В Америке происходит борьба за существование, в России ‑ борьба за сосуществование. (Аплодисменты). Но главная борьба в наше время ‑ это борьба за нравственное возрождение человечества! Почему в наше время каждый второй мужчина ‑ алкоголик? Почему в больнице Кащенко не хватает коек для сумасшедших? Почему призывники 35 года[5] полегли тысячами в Венгрии? За что в наших ребят‑призывников бросают камни в освобожденных странах? Разве мы, молодежь, виновата? (Аплодисменты). В таком случае ‑ долой тишину и все это гробовое спокойствие! Мы ‑ защитники нравственного прогресса! Наша главная задача на первом этапе ‑ бить стекла! (Бурные аплодисменты). Срывать всякие вывески, вроде "Соблюдайте чистоту" и так далее! Наша вторая задача ‑ устраивать шум и бардак ‑ везде, где требуется тишина! Мы должны гордиться тем, что мы пушечное мясо! Нам никто не посмеет затыкать рот! (Аплодисменты). Нас пока четверо! Почетный член нашего общества ‑ Венедикт! (Аплодисменты). Это, значит, уже пять! Будет еще больше! Мы ‑ не хулиганы!

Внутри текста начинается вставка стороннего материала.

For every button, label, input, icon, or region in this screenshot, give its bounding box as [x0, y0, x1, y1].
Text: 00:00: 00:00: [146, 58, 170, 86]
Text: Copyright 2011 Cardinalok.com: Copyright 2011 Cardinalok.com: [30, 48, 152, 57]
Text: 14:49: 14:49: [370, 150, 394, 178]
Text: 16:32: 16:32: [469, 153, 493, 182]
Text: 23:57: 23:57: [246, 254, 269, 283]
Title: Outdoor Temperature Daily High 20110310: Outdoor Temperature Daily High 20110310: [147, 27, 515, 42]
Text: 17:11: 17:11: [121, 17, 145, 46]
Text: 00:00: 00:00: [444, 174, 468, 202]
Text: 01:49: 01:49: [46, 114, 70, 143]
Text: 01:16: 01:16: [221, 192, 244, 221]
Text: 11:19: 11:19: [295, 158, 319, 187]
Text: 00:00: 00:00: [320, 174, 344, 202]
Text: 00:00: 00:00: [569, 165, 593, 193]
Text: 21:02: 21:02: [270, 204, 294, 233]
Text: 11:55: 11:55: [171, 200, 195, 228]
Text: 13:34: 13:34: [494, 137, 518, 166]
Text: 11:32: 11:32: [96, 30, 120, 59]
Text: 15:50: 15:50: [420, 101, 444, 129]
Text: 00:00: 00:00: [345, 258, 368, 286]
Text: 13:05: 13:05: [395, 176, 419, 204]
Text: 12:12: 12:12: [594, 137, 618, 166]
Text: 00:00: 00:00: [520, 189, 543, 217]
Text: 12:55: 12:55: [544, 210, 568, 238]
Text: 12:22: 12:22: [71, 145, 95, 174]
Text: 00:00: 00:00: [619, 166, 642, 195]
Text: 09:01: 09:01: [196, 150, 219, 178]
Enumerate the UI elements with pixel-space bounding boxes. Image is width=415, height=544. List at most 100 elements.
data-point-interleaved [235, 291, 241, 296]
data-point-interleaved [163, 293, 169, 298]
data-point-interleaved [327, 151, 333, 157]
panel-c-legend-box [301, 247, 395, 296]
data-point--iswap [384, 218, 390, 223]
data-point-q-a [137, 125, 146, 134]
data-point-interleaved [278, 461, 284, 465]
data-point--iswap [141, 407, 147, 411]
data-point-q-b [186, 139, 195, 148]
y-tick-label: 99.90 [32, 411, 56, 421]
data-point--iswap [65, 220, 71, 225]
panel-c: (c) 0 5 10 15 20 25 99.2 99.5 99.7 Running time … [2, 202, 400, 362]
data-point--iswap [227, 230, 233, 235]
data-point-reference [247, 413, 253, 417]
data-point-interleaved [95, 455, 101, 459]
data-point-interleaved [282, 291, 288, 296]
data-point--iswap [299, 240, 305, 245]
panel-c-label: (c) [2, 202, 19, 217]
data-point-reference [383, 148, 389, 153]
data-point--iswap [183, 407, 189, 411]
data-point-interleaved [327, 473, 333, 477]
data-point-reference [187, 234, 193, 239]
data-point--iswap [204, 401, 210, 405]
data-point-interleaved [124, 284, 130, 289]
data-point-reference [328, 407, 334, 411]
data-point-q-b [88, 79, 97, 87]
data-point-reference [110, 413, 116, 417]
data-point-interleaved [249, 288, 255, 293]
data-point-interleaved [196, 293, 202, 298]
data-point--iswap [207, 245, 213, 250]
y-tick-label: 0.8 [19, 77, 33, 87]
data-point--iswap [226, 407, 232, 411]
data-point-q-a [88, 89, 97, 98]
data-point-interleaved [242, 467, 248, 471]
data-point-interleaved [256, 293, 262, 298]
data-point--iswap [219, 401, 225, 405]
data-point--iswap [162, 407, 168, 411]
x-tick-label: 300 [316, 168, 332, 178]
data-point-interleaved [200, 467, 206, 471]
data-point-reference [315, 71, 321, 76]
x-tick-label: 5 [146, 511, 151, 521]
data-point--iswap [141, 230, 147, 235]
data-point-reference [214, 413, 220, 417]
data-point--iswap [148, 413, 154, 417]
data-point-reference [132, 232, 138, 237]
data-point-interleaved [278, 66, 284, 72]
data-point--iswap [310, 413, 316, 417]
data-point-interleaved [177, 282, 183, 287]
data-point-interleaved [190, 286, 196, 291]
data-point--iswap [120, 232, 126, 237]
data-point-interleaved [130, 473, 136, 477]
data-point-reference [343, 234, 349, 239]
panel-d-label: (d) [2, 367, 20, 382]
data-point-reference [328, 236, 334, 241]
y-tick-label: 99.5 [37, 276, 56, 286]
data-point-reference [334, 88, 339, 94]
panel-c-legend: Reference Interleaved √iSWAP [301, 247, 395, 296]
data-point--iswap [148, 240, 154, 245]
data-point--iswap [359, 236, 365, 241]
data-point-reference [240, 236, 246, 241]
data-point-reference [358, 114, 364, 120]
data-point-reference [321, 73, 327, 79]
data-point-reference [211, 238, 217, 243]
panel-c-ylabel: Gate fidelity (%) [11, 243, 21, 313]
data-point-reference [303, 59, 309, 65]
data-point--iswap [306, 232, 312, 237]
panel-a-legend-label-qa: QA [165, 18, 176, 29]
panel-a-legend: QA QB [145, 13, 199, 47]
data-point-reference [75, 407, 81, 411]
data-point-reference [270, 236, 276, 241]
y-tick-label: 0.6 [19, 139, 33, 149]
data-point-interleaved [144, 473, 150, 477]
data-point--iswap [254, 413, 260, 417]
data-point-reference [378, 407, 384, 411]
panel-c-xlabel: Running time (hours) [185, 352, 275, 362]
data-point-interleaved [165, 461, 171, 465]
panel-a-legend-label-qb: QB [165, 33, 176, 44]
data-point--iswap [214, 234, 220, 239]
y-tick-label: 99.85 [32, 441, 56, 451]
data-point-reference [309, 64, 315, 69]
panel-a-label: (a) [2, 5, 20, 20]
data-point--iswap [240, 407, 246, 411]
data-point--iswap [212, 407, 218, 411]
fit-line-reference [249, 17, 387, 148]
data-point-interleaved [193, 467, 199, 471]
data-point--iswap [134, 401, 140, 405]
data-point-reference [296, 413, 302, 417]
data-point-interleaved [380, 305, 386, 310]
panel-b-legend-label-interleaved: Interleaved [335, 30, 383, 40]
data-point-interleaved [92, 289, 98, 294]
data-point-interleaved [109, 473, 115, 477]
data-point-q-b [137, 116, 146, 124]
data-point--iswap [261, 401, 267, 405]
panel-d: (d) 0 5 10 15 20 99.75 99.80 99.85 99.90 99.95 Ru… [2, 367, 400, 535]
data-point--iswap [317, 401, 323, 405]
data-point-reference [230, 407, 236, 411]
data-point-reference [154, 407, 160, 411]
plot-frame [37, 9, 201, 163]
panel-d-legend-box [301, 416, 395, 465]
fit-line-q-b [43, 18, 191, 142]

Мы ‑ революционеры! (Бурные аплодисменты, возгласы: "Сте‑о‑окла‑а!")".
1 октября
По мере приближения к острову я все более и более удивлялся. Я опасался быть оглушенным хлопаньем миллионов крылий и разноголосым хором миллиардов птичьих голосов, ‑ а меня встречала убийственная тишина, которая и радовала меня, и будила во мне горькие разочарования.
Ну, посудите сами: вступать на берега "Птичьего острова" и не слышать соловьиного пения! ‑ это невыносимо для просвещенного человека. Тем более, что в продолжение всей церемонии "встречи" и на пути следования от аэродрома к отведенной вам резиденции вы поневоле вынуждены скрывать в себе свое разочарование и интернационально улыбаться.
Впрочем, любезная обходительность встретившего меня пингвина избавила меня от неискренности. А обращенные ко мне взгляды попугаев, до нежности снисходительные и до трогательности нежные, заставили меня улыбаться с совершенной естественностию.
Я был настолько растроган, что даже приветственная речь пингвина, затянувшаяся, по меньшей мере, на час, не показалась мне чрезмерно длинною. К тому же она несколько обогатила мои знания в области истории "Птичьего острова".
К крайнему моему удивлению, я узнал, что Горный Орел отнюдь не был родоначальником царствующей фамилии ‑ он был всего‑навсего последователем Удода. Однако деятельность Удода не заключала в себе ничего из ряда вон выходящего; да и скончался он в непогожую пору ‑ одни лишь зяблики да снигири мрачно шествовали за гробом к заснеженному кладбищу.
И только тогда‑то, в дни "безутешного траура", освобожденные пернатые впервые почувствовали на своих головах освежающее прикосновение орлиных когтей.
Нет, он тогда еще не был страшен, этот Горный Орел.